Why is my job deferred or blocked?
When you submit a job to the HPC system, your job requirements are evaluated by a Job Manager and the job will start to run immediately or will be placed in a queue until the resources needed to run this job are availbable. The job is assigned a state, which attempts to describe what is happening to the job submission. The following list describes what each of these states mean.

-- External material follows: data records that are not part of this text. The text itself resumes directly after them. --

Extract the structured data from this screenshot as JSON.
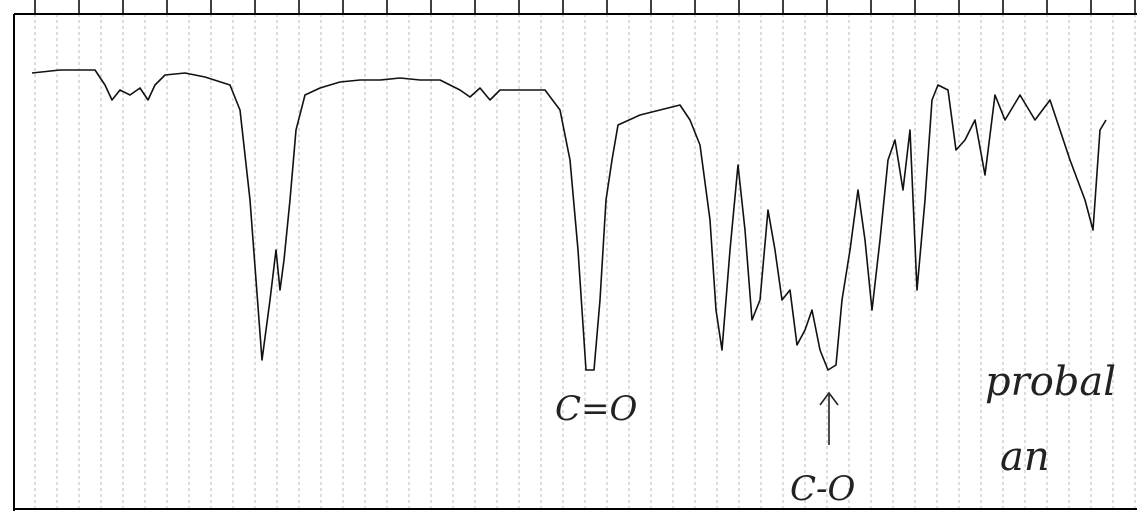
{
  "annotations": {
    "carbonyl": "C=O",
    "ether": "C-O",
    "note_line1": "probal",
    "note_line2": "an"
  }
}
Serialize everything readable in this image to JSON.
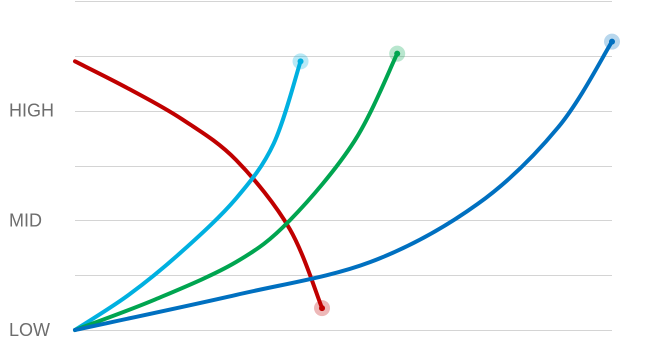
{
  "chart_data": {
    "type": "line",
    "title": "",
    "xlabel": "",
    "ylabel": "",
    "y_tick_labels": [
      {
        "label": "LOW",
        "value": 0
      },
      {
        "label": "MID",
        "value": 1
      },
      {
        "label": "HIGH",
        "value": 2
      }
    ],
    "xlim": [
      0,
      100
    ],
    "ylim": [
      0,
      2.9
    ],
    "grid": true,
    "legend": "none",
    "series": [
      {
        "color": "#c00000",
        "end_marker": true,
        "points": [
          [
            0,
            2.45
          ],
          [
            10,
            2.2
          ],
          [
            20,
            1.92
          ],
          [
            30,
            1.55
          ],
          [
            40,
            0.92
          ],
          [
            46,
            0.2
          ]
        ]
      },
      {
        "color": "#00b0e0",
        "end_marker": true,
        "points": [
          [
            0,
            0
          ],
          [
            10,
            0.32
          ],
          [
            20,
            0.72
          ],
          [
            30,
            1.2
          ],
          [
            37,
            1.7
          ],
          [
            42,
            2.45
          ]
        ]
      },
      {
        "color": "#00a550",
        "end_marker": true,
        "points": [
          [
            0,
            0
          ],
          [
            15,
            0.28
          ],
          [
            30,
            0.62
          ],
          [
            40,
            1.0
          ],
          [
            52,
            1.72
          ],
          [
            60,
            2.52
          ]
        ]
      },
      {
        "color": "#0070c0",
        "end_marker": true,
        "points": [
          [
            0,
            0
          ],
          [
            30,
            0.32
          ],
          [
            55,
            0.62
          ],
          [
            75,
            1.15
          ],
          [
            90,
            1.85
          ],
          [
            100,
            2.63
          ]
        ]
      }
    ]
  }
}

- as the name implies, your job is running on the system. The number of jobs a user is allowed to run at any one time is determined by the user's group membership. For example, some users belong to owner groups that allow their members to run on as many processors as are available over the processor that they own.
- Idle (Eligible)
- Eligible jobs in the idle state are actively being evaluated by the scheduler and will start to run as soon as a suitable set of nodes is available. We've configured MOAB such that only 20 jobs per user can be in this state at any given time. Limiting the number of eligible idle jobs per user protects the scheduler from becoming overloaded by large job submissions by a single user.
- Deferred/Idle (Blocked)
- Jobs are blocked when a user submits over 20 jobs and 20 jobs remain idle but are still eligible to run. The hold on blocked jobs that are labeled idle is automatically removed after a short period of time. A job is deferred for 10 minutes before a re-match is tried. If no matches are found the job is deferred for 20 minutes before a re-match is tried again. This is repeated and the defer time is increased by a factor of two each time a job is deferred. Users can force a re-match to occur with ( releasehold -a ).
- If your job is in this state, something serious is wrong with the job submission and you will likely need to fix the problem and resubmit the job to get it to run. MOAB tags jobs with this state when the job cannot be run because the requested resources are not available in the system or because the resource manager has repeatedly failed in attempts to start the job. Again, when a job enters this state something is seriously wrong.